Gold bullion has climbed 7.2 percent this year as stocks have dropped 4 percent. There’s been an even more dramatic reversal among gold mining securities, which tend to amplify the gains and losses of the underlying metal. The Market Vectors Gold Miners ETF, following a brutal 54.5 percent decline in 2013, is up 19.2 percent this year.
Jeffrey Gundlach, founder of DoubleLine Capital, an investment firm overseeing $49 billion, said in his 2014 forecast in January that gold and gold miners were ready to rebound. “Sentiment is black as night on gold so I’m actually long on some gold miners,” he said. Gundlach predicted bullion would rise to $1,350 per ounce, an increase of 12.4 percent from its Dec. 31 price. The median forecast for the fourth quarter of 2014, according to a Bloomberg survey of analysts, is $1,225.

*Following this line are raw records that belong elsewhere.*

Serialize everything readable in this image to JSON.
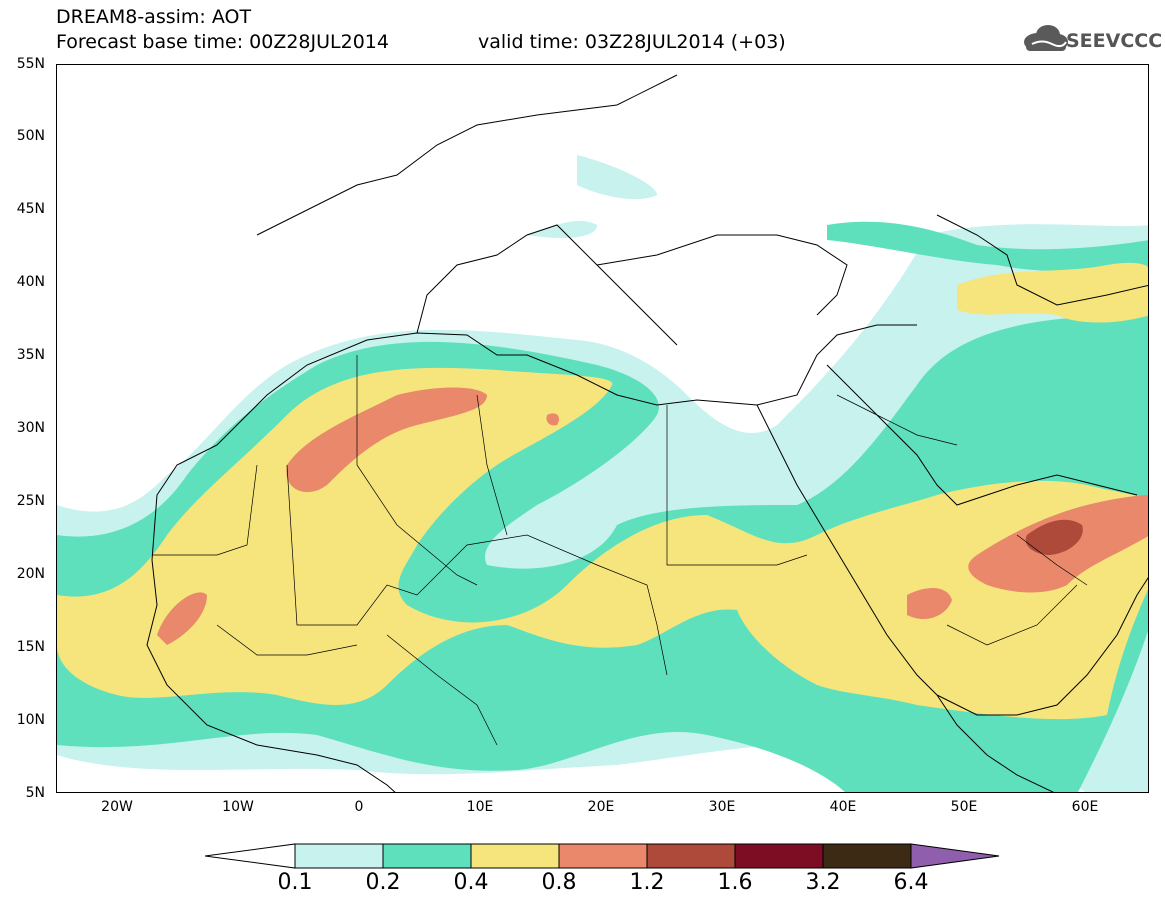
{
  "header": {
    "title": "DREAM8-assim: AOT",
    "base_time": "Forecast base time: 00Z28JUL2014",
    "valid_time": "valid time: 03Z28JUL2014 (+03)",
    "logo_text": "SEEVCCC"
  },
  "map": {
    "lat_ticks": [
      "55N",
      "50N",
      "45N",
      "40N",
      "35N",
      "30N",
      "25N",
      "20N",
      "15N",
      "10N",
      "5N"
    ],
    "lon_ticks": [
      "20W",
      "10W",
      "0",
      "10E",
      "20E",
      "30E",
      "40E",
      "50E",
      "60E"
    ],
    "extent": {
      "lon": [
        -25,
        65
      ],
      "lat": [
        5,
        55
      ]
    }
  },
  "colorbar": {
    "labels": [
      "0.1",
      "0.2",
      "0.4",
      "0.8",
      "1.2",
      "1.6",
      "3.2",
      "6.4"
    ],
    "colors": [
      "#c7f2ee",
      "#5ee0bd",
      "#f6e57c",
      "#e9886a",
      "#ad4a3a",
      "#7c0d23",
      "#3d2a15",
      "#8f5fae"
    ]
  }
}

Gold’s rise in the last five weeks has caught many analysts by surprise. Goldman Sachs (GS)’s Jeffrey Currie, the bank’s head of commodities research, called the metal a “slam dunk” sell for 2014 in October, after the shutdown of the federal government ended.
Following a big decline in 2013, the gold mining industry could be ripe for more mergers and acquisitions activity. The $10.1 billion of such deals in 2013 was the lowest total since 2004, Bloomberg News reported on Jan. 4. The 10 largest producers are expected to generate free cash flow of $4.17 billion this year, up from negative $1.74 billion in 2013, according to Bloomberg data. The two largest mining companies, Barrick Gold (ABX) and Goldcorp (GG) , report their quarterly earnings on Feb. 13.

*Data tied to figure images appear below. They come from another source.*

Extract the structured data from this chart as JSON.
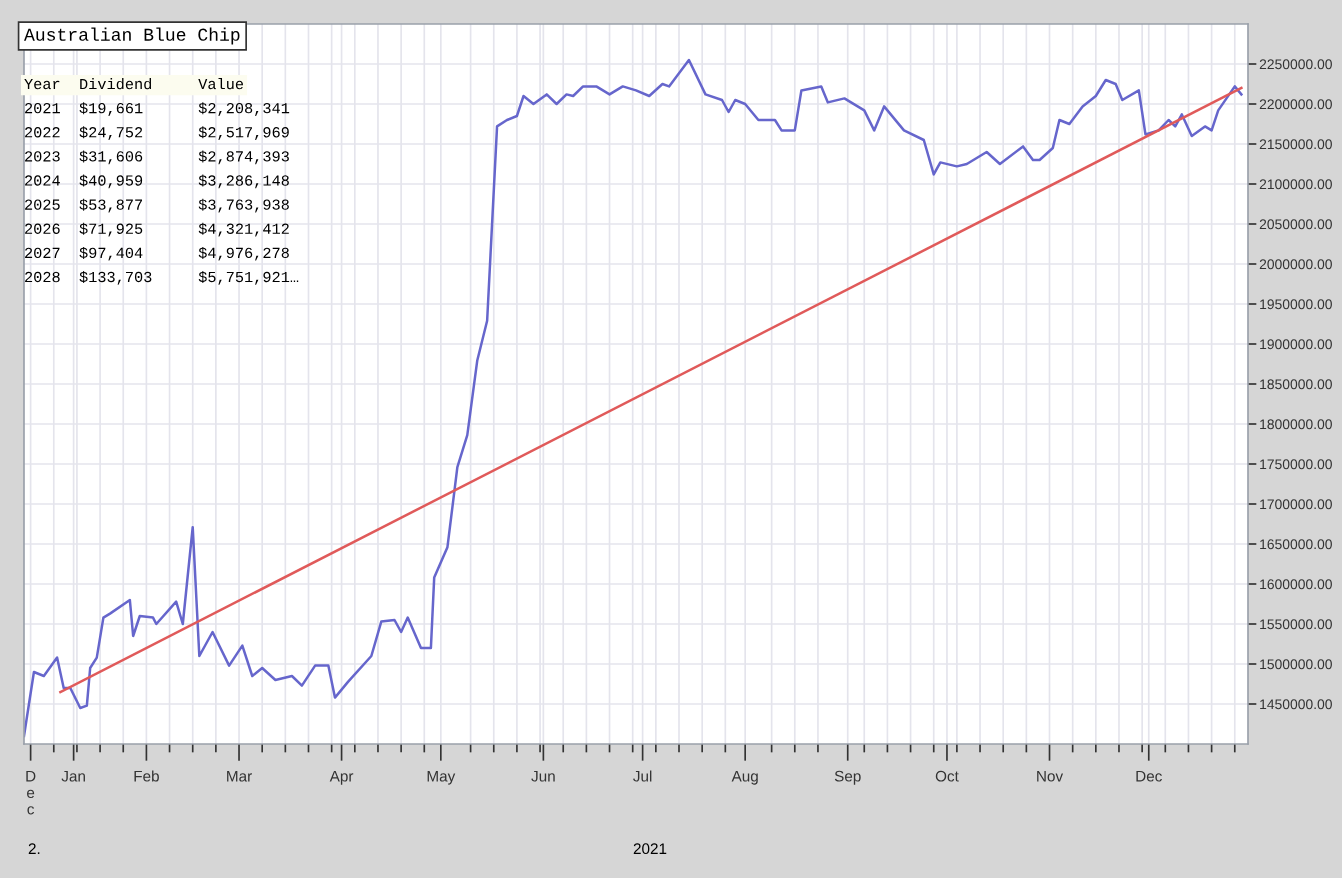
{
  "chart_data": {
    "type": "line",
    "title": "Australian Blue Chip",
    "xlabel": "2021",
    "annotations": [
      "Year  Dividend     Value",
      "2021  $19,661      $2,208,341",
      "2022  $24,752      $2,517,969",
      "2023  $31,606      $2,874,393",
      "2024  $40,959      $3,286,148",
      "2025  $53,877      $3,763,938",
      "2026  $71,925      $4,321,412",
      "2027  $97,404      $4,976,278",
      "2028  $133,703     $5,751,921…",
      "2."
    ],
    "series": [
      {
        "color": "#6666cc",
        "x": [
          "2020-12-26",
          "2020-12-29",
          "2021-01-01",
          "2021-01-05",
          "2021-01-07",
          "2021-01-09",
          "2021-01-12",
          "2021-01-14",
          "2021-01-15",
          "2021-01-17",
          "2021-01-19",
          "2021-01-21",
          "2021-01-27",
          "2021-01-28",
          "2021-01-30",
          "2021-02-03",
          "2021-02-04",
          "2021-02-10",
          "2021-02-12",
          "2021-02-15",
          "2021-02-17",
          "2021-02-21",
          "2021-02-26",
          "2021-03-02",
          "2021-03-05",
          "2021-03-08",
          "2021-03-12",
          "2021-03-17",
          "2021-03-20",
          "2021-03-24",
          "2021-03-28",
          "2021-03-30",
          "2021-04-03",
          "2021-04-10",
          "2021-04-13",
          "2021-04-17",
          "2021-04-19",
          "2021-04-21",
          "2021-04-25",
          "2021-04-28",
          "2021-04-29",
          "2021-05-03",
          "2021-05-06",
          "2021-05-09",
          "2021-05-12",
          "2021-05-15",
          "2021-05-18",
          "2021-05-21",
          "2021-05-24",
          "2021-05-26",
          "2021-05-29",
          "2021-06-02",
          "2021-06-05",
          "2021-06-08",
          "2021-06-10",
          "2021-06-13",
          "2021-06-17",
          "2021-06-21",
          "2021-06-25",
          "2021-06-29",
          "2021-07-03",
          "2021-07-07",
          "2021-07-09",
          "2021-07-15",
          "2021-07-20",
          "2021-07-25",
          "2021-07-27",
          "2021-07-29",
          "2021-08-01",
          "2021-08-05",
          "2021-08-10",
          "2021-08-12",
          "2021-08-16",
          "2021-08-18",
          "2021-08-24",
          "2021-08-26",
          "2021-08-31",
          "2021-09-06",
          "2021-09-09",
          "2021-09-12",
          "2021-09-18",
          "2021-09-24",
          "2021-09-27",
          "2021-09-29",
          "2021-10-04",
          "2021-10-07",
          "2021-10-13",
          "2021-10-17",
          "2021-10-24",
          "2021-10-27",
          "2021-10-29",
          "2021-11-02",
          "2021-11-04",
          "2021-11-07",
          "2021-11-11",
          "2021-11-15",
          "2021-11-18",
          "2021-11-21",
          "2021-11-23",
          "2021-11-28",
          "2021-11-30",
          "2021-12-04",
          "2021-12-07",
          "2021-12-09",
          "2021-12-11",
          "2021-12-14",
          "2021-12-18",
          "2021-12-20",
          "2021-12-22",
          "2021-12-27",
          "2021-12-29"
        ],
        "values": [
          1410000,
          1490000,
          1485000,
          1508000,
          1470000,
          1470000,
          1445000,
          1448000,
          1495000,
          1508000,
          1558000,
          1563000,
          1580000,
          1535000,
          1560000,
          1558000,
          1550000,
          1578000,
          1550000,
          1671000,
          1510000,
          1540000,
          1498000,
          1523000,
          1485000,
          1495000,
          1480000,
          1485000,
          1473000,
          1498000,
          1498000,
          1458000,
          1478000,
          1510000,
          1553000,
          1555000,
          1540000,
          1558000,
          1520000,
          1520000,
          1608000,
          1646000,
          1746000,
          1786000,
          1879000,
          1929000,
          2172000,
          2180000,
          2185000,
          2210000,
          2200000,
          2212000,
          2200000,
          2212000,
          2210000,
          2222000,
          2222000,
          2212000,
          2222000,
          2217000,
          2210000,
          2225000,
          2222000,
          2255000,
          2212000,
          2205000,
          2190000,
          2205000,
          2200000,
          2180000,
          2180000,
          2167000,
          2167000,
          2217000,
          2222000,
          2202000,
          2207000,
          2192000,
          2167000,
          2197000,
          2167000,
          2155000,
          2112000,
          2127000,
          2122000,
          2125000,
          2140000,
          2125000,
          2147000,
          2130000,
          2130000,
          2145000,
          2180000,
          2175000,
          2197000,
          2210000,
          2230000,
          2225000,
          2205000,
          2217000,
          2162000,
          2167000,
          2180000,
          2172000,
          2187000,
          2160000,
          2172000,
          2167000,
          2192000,
          2222000,
          2212000
        ]
      },
      {
        "type": "line",
        "color": "#e05a5a",
        "x": [
          "2021-01-06",
          "2021-12-29"
        ],
        "values": [
          1465000,
          2220000
        ]
      }
    ],
    "xlim": [
      "2020-12-26",
      "2021-12-31"
    ],
    "xticks": [
      {
        "value": "2020-12-28",
        "label": "D\ne\nc"
      },
      {
        "value": "2021-01-10",
        "label": "Jan"
      },
      {
        "value": "2021-01-04",
        "label": null
      },
      {
        "value": "2021-01-11",
        "label": null
      },
      {
        "value": "2021-01-18",
        "label": null
      },
      {
        "value": "2021-01-25",
        "label": null
      },
      {
        "value": "2021-02-01",
        "label": "Feb"
      },
      {
        "value": "2021-02-08",
        "label": null
      },
      {
        "value": "2021-02-15",
        "label": null
      },
      {
        "value": "2021-02-22",
        "label": null
      },
      {
        "value": "2021-03-01",
        "label": "Mar"
      },
      {
        "value": "2021-03-08",
        "label": null
      },
      {
        "value": "2021-03-15",
        "label": null
      },
      {
        "value": "2021-03-22",
        "label": null
      },
      {
        "value": "2021-03-29",
        "label": null
      },
      {
        "value": "2021-04-01",
        "label": "Apr"
      },
      {
        "value": "2021-04-05",
        "label": null
      },
      {
        "value": "2021-04-12",
        "label": null
      },
      {
        "value": "2021-04-19",
        "label": null
      },
      {
        "value": "2021-04-26",
        "label": null
      },
      {
        "value": "2021-05-01",
        "label": "May"
      },
      {
        "value": "2021-05-10",
        "label": null
      },
      {
        "value": "2021-05-17",
        "label": null
      },
      {
        "value": "2021-05-24",
        "label": null
      },
      {
        "value": "2021-05-31",
        "label": null
      },
      {
        "value": "2021-06-01",
        "label": "Jun"
      },
      {
        "value": "2021-06-07",
        "label": null
      },
      {
        "value": "2021-06-14",
        "label": null
      },
      {
        "value": "2021-06-21",
        "label": null
      },
      {
        "value": "2021-06-28",
        "label": null
      },
      {
        "value": "2021-07-01",
        "label": "Jul"
      },
      {
        "value": "2021-07-05",
        "label": null
      },
      {
        "value": "2021-07-12",
        "label": null
      },
      {
        "value": "2021-07-19",
        "label": null
      },
      {
        "value": "2021-07-26",
        "label": null
      },
      {
        "value": "2021-08-01",
        "label": "Aug"
      },
      {
        "value": "2021-08-09",
        "label": null
      },
      {
        "value": "2021-08-16",
        "label": null
      },
      {
        "value": "2021-08-23",
        "label": null
      },
      {
        "value": "2021-09-01",
        "label": "Sep"
      },
      {
        "value": "2021-09-06",
        "label": null
      },
      {
        "value": "2021-09-13",
        "label": null
      },
      {
        "value": "2021-09-20",
        "label": null
      },
      {
        "value": "2021-09-27",
        "label": null
      },
      {
        "value": "2021-10-01",
        "label": "Oct"
      },
      {
        "value": "2021-10-04",
        "label": null
      },
      {
        "value": "2021-10-11",
        "label": null
      },
      {
        "value": "2021-10-18",
        "label": null
      },
      {
        "value": "2021-10-25",
        "label": null
      },
      {
        "value": "2021-11-01",
        "label": "Nov"
      },
      {
        "value": "2021-11-08",
        "label": null
      },
      {
        "value": "2021-11-15",
        "label": null
      },
      {
        "value": "2021-11-22",
        "label": null
      },
      {
        "value": "2021-11-29",
        "label": null
      },
      {
        "value": "2021-12-01",
        "label": "Dec"
      },
      {
        "value": "2021-12-06",
        "label": null
      },
      {
        "value": "2021-12-13",
        "label": null
      },
      {
        "value": "2021-12-20",
        "label": null
      },
      {
        "value": "2021-12-27",
        "label": null
      }
    ],
    "ylim": [
      1400000,
      2300000
    ],
    "yticks": [
      {
        "value": 1450000,
        "label": "1450000.00"
      },
      {
        "value": 1500000,
        "label": "1500000.00"
      },
      {
        "value": 1550000,
        "label": "1550000.00"
      },
      {
        "value": 1600000,
        "label": "1600000.00"
      },
      {
        "value": 1650000,
        "label": "1650000.00"
      },
      {
        "value": 1700000,
        "label": "1700000.00"
      },
      {
        "value": 1750000,
        "label": "1750000.00"
      },
      {
        "value": 1800000,
        "label": "1800000.00"
      },
      {
        "value": 1850000,
        "label": "1850000.00"
      },
      {
        "value": 1900000,
        "label": "1900000.00"
      },
      {
        "value": 1950000,
        "label": "1950000.00"
      },
      {
        "value": 2000000,
        "label": "2000000.00"
      },
      {
        "value": 2050000,
        "label": "2050000.00"
      },
      {
        "value": 2100000,
        "label": "2100000.00"
      },
      {
        "value": 2150000,
        "label": "2150000.00"
      },
      {
        "value": 2200000,
        "label": "2200000.00"
      },
      {
        "value": 2250000,
        "label": "2250000.00"
      }
    ],
    "grid": true,
    "legend": false,
    "marker": "none",
    "line_style": "solid"
  }
}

Gold bullion gained again in trading today, as Janet Yellen delivered her first testimony to Congress as chair of the Federal Reserve. Yellen said she expected “a great deal of continuity” with the monetary policies of her predecessor, Ben Bernanke. The Fed is now buying $65 billion in bonds each month to stimulate the economy, down $20 billion from its 2013 pace. Many gold bugs predict inflation will follow the central bank’s accumulation of a $4.1 trillion balance sheet.